MCB111: Mathematics in Biology (Fall 2024)
week 10:
Molecular Population Dynamics as a Markov Process
Stochastic simulation of transcriptional bursting
Sampling fast from an exponential distribution
In the Gillespie algorithm, dwell times \(\tau\) follow a exponential distribution.
The probability density function (PDF) is
\[PDF(t) = W_R e^{-W_R\ t}.\]In order to sample a dwell time \(\tau\), we used the cumulative probability function (CDF)
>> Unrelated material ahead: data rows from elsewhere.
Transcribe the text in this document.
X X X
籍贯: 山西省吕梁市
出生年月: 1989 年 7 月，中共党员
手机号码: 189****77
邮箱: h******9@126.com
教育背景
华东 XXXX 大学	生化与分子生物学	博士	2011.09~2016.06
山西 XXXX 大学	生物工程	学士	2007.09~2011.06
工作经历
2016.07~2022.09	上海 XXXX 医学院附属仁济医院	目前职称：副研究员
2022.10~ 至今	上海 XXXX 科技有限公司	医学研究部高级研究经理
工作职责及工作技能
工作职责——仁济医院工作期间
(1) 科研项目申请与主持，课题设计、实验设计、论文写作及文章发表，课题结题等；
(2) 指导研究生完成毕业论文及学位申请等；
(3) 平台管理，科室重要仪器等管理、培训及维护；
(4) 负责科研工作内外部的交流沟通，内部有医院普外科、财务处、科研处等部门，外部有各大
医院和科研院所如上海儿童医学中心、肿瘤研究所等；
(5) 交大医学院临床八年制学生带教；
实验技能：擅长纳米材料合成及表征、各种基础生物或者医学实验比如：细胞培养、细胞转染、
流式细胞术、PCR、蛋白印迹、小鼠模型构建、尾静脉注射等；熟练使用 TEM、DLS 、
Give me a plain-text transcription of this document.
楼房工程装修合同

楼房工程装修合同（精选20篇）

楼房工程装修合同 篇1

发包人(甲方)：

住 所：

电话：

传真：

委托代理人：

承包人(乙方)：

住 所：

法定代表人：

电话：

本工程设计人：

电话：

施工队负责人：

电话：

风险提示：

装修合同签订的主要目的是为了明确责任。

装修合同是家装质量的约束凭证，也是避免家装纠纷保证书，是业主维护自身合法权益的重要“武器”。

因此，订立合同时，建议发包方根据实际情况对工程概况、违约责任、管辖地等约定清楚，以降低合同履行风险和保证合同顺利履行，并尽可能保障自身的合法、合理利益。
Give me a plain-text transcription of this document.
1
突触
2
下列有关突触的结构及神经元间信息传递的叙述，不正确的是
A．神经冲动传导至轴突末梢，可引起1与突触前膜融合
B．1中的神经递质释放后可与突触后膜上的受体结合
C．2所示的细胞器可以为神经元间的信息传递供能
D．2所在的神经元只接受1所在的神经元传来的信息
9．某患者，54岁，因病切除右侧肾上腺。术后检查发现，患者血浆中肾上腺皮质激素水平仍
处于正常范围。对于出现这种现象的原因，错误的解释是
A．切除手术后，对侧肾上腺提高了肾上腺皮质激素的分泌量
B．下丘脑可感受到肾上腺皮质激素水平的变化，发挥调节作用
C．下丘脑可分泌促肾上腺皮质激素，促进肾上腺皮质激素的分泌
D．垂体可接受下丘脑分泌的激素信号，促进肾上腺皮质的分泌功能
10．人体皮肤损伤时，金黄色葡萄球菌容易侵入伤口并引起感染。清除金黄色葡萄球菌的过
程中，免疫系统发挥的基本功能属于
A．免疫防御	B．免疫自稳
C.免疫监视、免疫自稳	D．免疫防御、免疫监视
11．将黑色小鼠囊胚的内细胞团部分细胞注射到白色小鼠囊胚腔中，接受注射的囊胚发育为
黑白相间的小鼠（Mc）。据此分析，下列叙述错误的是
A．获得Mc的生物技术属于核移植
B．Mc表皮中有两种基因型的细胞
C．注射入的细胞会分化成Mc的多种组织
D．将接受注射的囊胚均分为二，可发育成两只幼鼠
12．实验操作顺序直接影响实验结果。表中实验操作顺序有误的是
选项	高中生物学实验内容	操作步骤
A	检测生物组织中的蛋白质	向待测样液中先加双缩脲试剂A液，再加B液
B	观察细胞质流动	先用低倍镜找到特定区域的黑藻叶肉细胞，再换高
\[CDF(\tau) = \int_0^{\tau} W_R\ e^{-W_R\ t}\ dt\]such that for a random number \(0\leq x\leq 1\), the sampled dwell \(\tau\) time is given by
\[x = CDF(\tau).\]The CDF of the exponential distribution has a closed form given by
\[CDF(\tau) = \int_0^{\tau} W_R\ e^{-W_R\ t} = 1 - e^{-W_R\ \tau}.\]Then, the sampled time is given by
\[\tau = -\frac{1}{W_R}\ \log(1-x).\]If \(x\) is a random number in \([0,1]\), then \(1-x\) is also a random number in the same range, then we can take the sampled dwell time \(\tau\) given by
\[\tau = -\frac{1}{W_R}\ \log(x).\]Implementing the Gillespie algorithm
For the stochastic process described in Figure 1, the reactions are given by
Figure 1. Regulation of a single gene, transcription and translation, as well as RNA and Protein degradation processes.
r | reaction | propensity \(w_r\) | \(\eta(R)\) | \(\eta(P)\) |
---|---|---|---|---|
1 | \(\mbox{Gene(I)} \overset{k_b}{\longrightarrow} \mbox{Gene(A)}\) | \(k_b\) | \(0\) | \(0\) |
2 | \(\mbox{Gene(A)} \overset{k_u}{\longrightarrow} \mbox{Gene(I)}\) | \(k_u\) | \(0\) | \(0\) |
3 | \(\mbox{Gene(A)} \overset{k_1}{\longrightarrow} RNA\) | \(k_1\) | \(+1\) | \(0\) |
4 | \(RNA \overset{k_2}{\longrightarrow} \emptyset\) | \(k_2 R\) | \(-1\) | \(0\) |
5 | \(RNA \overset{k_3}{\longrightarrow} Protein\) | \(k_3 R\) | \(0\) | \(+1\) |
6 | \(Protein \overset{k_4}{\longrightarrow} \emptyset\) | \(k_4 P\) | \(0\) | \(-1\) |
Then the Gillespie algorithm works as follows
-
Initialize at \(t = 0\),
\[\begin{aligned} Gact &= 1,\\ R &= 0,\\ P &= 0.\\ \end{aligned}\] -
Keep a current count of \(t\), \(Gact\), \(R\) and \(P\).
- \(Gact = 1\) if the gene is active (A) at time \(t\), or
- \(Gact = 0\) if the gene is inactive (I) at time \(t\).
- \(R\) is the number of RNA molecules at time \(t\).
- \(P\) is the number of protein molecules at time \(t\).
-
Sample a dwell time \(\tau\) from a exponential distribution
\[W_R\ e^{-W_R\ t},\]where the total propensity is given by
\[\begin{aligned} W_R = w_1 + w_4 + w_5 + w_6,\quad &\mbox{if}\, Gact = 0,\\ W_R = w_2 + w_3 + w_4 + w_5 + w_6,\quad &\mbox{if}\, Gact = 1.\\ \end {aligned}\] -
Update the current time \(t\) as
-
Sample one reaction \(r\) according to their propensities
\[P(r) = \frac{w_r}{W_R}.\] -
Update \(Gact\), \(R\) and \(P\)
-
If \(r = 1\), then \(Gact=0 \rightarrow 1\)
-
If \(r = 2\), then \(Gact=1 \rightarrow 0\)
-
If \(r = 3\), then \(R \rightarrow R+1\)
-
If \(r = 4\), then \(R \rightarrow R-1\)
-
If \(r = 5\), then \(P \rightarrow P+1\)
-
If \(r = 6\), then \(P \rightarrow P-1\)
-
-
Update the propensities according to the new values of \(Gact\), \(R\) and \(P\).
-
Go back to sampling a new dwell time, until a maximum time \(T\).